O inquérito aberto em 20 de março tem 30 dias para averiguar se houve dolo por parte dos turistas que desembarcaram com o coronavírus na paradisíaca costa do Descobrimento do Brasil.
Também está sob investigação no estado a conduta do médico baiano Eduardo Ribeiro. Ao voltar de férias dos Estados Unidos em 8 de março, o ginecologista retomou de imediato o trabalho em vários municípios do interior da Bahia. Dez dias depois, ele se sentiu mal e fez o teste, que deu positivo. Desde então, colocou-se em quarentena.
“É inaceitável um médico com quadro gripal, nas atuais circunstância, desobedeça medidas de saúde pública e assuma o risco de contagiar pessoas, dentre as quais seus pacientes”, afirmou o procurador geral do Estado, Paulo Moreno Carvalho.

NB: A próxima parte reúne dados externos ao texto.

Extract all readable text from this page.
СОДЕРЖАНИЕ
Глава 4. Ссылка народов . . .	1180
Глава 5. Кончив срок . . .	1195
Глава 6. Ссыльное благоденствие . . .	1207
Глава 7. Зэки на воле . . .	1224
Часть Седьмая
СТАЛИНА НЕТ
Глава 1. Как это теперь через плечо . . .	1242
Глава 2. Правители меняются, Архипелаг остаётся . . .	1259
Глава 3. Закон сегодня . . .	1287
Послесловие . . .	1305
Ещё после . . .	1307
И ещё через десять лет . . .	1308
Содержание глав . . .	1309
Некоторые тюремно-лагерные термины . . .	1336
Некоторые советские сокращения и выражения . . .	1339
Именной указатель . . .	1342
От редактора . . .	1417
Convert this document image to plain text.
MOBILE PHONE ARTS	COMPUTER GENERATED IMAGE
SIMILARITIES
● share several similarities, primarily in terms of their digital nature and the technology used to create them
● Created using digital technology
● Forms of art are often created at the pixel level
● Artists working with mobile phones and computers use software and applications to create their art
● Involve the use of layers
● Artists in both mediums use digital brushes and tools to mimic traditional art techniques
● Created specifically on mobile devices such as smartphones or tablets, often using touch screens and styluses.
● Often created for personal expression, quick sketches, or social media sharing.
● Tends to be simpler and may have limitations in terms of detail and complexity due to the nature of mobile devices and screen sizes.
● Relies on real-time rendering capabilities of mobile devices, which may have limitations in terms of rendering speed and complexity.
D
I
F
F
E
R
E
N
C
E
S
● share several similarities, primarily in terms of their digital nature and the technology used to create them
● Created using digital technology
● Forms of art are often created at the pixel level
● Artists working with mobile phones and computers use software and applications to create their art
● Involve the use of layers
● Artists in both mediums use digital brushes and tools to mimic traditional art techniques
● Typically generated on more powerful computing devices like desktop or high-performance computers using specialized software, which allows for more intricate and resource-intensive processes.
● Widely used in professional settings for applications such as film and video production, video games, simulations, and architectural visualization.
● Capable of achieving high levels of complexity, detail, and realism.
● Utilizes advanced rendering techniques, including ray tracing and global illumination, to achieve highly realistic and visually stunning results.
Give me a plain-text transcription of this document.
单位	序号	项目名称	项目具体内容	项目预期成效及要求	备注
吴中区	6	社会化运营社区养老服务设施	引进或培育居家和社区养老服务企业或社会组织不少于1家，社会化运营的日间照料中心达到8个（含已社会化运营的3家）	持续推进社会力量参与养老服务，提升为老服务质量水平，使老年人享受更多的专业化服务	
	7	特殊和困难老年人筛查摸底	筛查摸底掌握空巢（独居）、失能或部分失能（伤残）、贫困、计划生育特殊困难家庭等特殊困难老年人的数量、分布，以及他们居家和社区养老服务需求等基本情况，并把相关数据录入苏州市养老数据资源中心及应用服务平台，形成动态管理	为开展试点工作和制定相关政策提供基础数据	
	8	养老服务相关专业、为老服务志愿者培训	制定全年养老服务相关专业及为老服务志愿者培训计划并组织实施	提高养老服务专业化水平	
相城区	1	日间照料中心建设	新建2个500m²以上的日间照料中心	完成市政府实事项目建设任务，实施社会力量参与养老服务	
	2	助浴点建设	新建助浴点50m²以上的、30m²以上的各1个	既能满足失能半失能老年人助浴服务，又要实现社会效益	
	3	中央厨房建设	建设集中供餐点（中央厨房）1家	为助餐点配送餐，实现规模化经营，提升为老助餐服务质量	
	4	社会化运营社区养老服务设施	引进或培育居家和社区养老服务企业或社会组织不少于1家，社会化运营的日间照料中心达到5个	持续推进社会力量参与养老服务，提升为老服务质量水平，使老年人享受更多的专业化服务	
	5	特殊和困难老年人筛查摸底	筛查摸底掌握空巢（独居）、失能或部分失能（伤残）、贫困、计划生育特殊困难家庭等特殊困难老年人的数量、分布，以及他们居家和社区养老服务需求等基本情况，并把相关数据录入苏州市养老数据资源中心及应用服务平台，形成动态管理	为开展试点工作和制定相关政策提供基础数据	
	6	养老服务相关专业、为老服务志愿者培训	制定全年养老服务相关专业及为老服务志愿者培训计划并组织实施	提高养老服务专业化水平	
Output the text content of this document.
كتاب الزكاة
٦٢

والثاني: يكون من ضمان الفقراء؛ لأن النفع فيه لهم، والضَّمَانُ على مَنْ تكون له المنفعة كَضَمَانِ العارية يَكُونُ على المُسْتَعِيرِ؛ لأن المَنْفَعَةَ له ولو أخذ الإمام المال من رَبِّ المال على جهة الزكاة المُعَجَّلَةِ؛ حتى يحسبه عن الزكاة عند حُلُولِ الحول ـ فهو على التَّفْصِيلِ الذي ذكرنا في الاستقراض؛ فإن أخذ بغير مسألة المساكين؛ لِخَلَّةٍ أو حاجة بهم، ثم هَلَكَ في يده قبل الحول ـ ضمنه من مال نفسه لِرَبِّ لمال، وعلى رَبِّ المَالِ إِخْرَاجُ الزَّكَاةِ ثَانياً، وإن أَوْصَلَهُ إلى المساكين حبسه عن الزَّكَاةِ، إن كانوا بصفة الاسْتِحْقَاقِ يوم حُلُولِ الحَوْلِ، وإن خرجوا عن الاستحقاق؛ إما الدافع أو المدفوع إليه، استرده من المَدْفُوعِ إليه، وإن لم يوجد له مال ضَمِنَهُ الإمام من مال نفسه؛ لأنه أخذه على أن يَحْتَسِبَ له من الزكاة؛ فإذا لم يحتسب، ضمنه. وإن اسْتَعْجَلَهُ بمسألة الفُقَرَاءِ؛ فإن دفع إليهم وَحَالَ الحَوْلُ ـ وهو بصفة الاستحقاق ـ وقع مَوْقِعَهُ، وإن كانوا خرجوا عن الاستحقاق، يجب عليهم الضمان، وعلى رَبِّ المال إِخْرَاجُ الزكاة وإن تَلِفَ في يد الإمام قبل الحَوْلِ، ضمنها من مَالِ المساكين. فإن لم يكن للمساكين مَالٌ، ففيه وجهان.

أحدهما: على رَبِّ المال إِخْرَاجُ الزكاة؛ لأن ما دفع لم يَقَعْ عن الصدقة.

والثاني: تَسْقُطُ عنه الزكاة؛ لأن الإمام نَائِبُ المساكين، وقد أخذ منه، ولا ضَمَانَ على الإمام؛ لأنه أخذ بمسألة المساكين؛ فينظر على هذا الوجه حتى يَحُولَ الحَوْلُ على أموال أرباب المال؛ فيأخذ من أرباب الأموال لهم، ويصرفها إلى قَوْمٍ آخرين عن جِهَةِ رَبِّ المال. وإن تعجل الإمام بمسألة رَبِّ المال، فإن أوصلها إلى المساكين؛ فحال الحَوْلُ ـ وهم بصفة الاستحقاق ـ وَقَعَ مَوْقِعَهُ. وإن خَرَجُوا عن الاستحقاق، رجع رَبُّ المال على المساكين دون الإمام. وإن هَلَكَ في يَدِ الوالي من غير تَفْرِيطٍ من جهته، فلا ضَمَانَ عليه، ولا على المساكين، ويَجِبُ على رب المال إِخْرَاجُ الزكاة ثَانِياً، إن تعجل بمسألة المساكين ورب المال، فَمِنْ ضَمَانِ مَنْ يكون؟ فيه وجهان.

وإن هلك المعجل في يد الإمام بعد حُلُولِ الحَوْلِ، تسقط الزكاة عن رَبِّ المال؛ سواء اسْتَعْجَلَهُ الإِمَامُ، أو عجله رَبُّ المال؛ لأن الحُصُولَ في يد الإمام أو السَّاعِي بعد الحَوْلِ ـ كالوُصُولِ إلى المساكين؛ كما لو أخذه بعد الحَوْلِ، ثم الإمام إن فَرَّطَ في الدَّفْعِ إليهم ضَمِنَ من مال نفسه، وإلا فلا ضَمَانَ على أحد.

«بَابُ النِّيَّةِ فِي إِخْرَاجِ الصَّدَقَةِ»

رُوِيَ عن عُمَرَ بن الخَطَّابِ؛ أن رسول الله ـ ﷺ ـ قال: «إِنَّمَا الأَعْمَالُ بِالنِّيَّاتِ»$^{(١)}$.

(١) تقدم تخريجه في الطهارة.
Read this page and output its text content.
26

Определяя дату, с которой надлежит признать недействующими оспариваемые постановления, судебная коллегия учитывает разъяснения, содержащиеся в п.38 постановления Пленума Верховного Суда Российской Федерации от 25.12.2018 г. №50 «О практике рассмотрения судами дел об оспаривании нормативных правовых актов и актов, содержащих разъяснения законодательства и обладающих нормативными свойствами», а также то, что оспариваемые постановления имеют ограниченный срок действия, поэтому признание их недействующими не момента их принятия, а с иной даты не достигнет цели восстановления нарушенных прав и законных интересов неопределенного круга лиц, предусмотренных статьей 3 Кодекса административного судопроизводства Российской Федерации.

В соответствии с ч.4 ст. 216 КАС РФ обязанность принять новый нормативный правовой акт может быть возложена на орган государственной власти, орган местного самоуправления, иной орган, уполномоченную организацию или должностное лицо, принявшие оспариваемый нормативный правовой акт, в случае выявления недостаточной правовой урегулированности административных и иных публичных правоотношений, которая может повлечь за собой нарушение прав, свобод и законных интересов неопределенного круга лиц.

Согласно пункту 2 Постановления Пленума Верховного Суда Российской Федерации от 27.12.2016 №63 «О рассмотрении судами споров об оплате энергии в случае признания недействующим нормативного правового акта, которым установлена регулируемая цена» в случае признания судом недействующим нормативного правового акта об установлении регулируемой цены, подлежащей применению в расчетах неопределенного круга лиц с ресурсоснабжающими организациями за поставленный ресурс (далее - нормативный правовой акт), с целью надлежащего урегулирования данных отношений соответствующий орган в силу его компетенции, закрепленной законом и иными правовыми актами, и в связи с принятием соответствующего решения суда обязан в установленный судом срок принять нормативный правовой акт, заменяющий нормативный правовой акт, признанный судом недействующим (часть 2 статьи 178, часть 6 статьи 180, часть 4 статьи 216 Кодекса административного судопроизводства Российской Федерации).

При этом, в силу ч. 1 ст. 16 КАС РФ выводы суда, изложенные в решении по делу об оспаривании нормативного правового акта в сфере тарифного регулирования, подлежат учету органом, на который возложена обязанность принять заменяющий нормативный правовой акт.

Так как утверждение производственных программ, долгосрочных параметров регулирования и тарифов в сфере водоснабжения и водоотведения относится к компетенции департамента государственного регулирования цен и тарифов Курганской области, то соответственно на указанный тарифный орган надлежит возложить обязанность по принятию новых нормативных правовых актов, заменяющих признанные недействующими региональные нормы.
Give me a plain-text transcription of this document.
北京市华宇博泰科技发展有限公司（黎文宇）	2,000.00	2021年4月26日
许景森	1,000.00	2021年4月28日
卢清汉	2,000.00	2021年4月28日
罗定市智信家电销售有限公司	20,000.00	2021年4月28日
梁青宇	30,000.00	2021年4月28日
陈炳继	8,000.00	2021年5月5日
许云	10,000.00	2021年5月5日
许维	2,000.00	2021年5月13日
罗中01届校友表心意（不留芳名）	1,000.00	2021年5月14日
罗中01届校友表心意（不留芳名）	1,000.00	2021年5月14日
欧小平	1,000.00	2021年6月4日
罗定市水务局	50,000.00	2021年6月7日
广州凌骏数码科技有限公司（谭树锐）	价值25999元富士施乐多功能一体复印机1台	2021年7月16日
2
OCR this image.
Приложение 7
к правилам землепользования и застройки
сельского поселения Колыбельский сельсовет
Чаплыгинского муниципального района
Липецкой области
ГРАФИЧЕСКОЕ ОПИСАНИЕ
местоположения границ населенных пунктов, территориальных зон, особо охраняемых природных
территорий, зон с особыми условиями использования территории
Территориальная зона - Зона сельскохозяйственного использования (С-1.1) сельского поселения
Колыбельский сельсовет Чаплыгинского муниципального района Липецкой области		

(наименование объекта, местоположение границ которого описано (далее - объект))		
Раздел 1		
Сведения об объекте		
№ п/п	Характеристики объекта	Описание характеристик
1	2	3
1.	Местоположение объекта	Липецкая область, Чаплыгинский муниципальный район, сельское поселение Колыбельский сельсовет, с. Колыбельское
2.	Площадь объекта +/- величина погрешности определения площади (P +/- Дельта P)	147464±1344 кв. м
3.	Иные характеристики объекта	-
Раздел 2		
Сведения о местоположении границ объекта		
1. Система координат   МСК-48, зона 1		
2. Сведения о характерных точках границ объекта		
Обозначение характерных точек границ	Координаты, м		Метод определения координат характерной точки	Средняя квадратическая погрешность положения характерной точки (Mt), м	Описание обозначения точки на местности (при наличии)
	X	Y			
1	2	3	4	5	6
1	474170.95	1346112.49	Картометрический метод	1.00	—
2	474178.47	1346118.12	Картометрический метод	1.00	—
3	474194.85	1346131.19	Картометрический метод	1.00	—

A advogada do médico, Ilana Martins, rebate o discurso de criminalização. “É uma situação nova, querem achar um culpado para o caos. Até o momento não há nenhum contaminado nas cidades em que ele atendeu.”
Ela faz parte de um dos mais conceituados escritórios de advocacia criminal do país e consultou o colega, o criminalista Pierpaolo Bottini, que advoga em vários processos da Lava Jato.
“Se o sujeito souber que está contaminado e não cumprir as determinações pode incorrer em crime”, diz Bottini, ao analisar as consequências práticas da Lei 13.979, aprovada em fevereiro diante da pandemia.
A legislação define parâmetros e critérios para quem descumprir o artigo 268 do Código Penal. É prevista pena de um mês a um ano de prisão mais multa para quem “infringir determinação do poder público destinada a impedir introdução ou propagação de doença contagiosa”.
O criminalista teme o uso do direito penal em momentos de histeria e em meio aos desafios para o sistema de saúde em uma emergência sanitária sem precedentes. Promotor de Defesa da Saúde na Comarca de Entre Rios, a 140 km de Salvador, Paulo César Azevedo, está monitorando os pacientes atendidos pelo médico.
“Fizemos uma busca ativa e o isolamento delas. ”Segundo o promotor, uma técnica de enfermagem e a dona da pousada que o médico se hospedou apresentaram sintomas de gripe e aguardam o resultado dos teste para coronavírus.
Brasileiras que não frequentaram o circuito Paris, Nova York, Milão. Nem fizeram check-in em aeroportos ou entraram na lista vip de festas glamourosas. Todos passageiros da mesma agonia de viver em tempos de pandemia. Tanto na alta sociedade, quanto nas periferias, na primeira classe ou na econômica. Patrões e empregados, no Brasil e no mundo.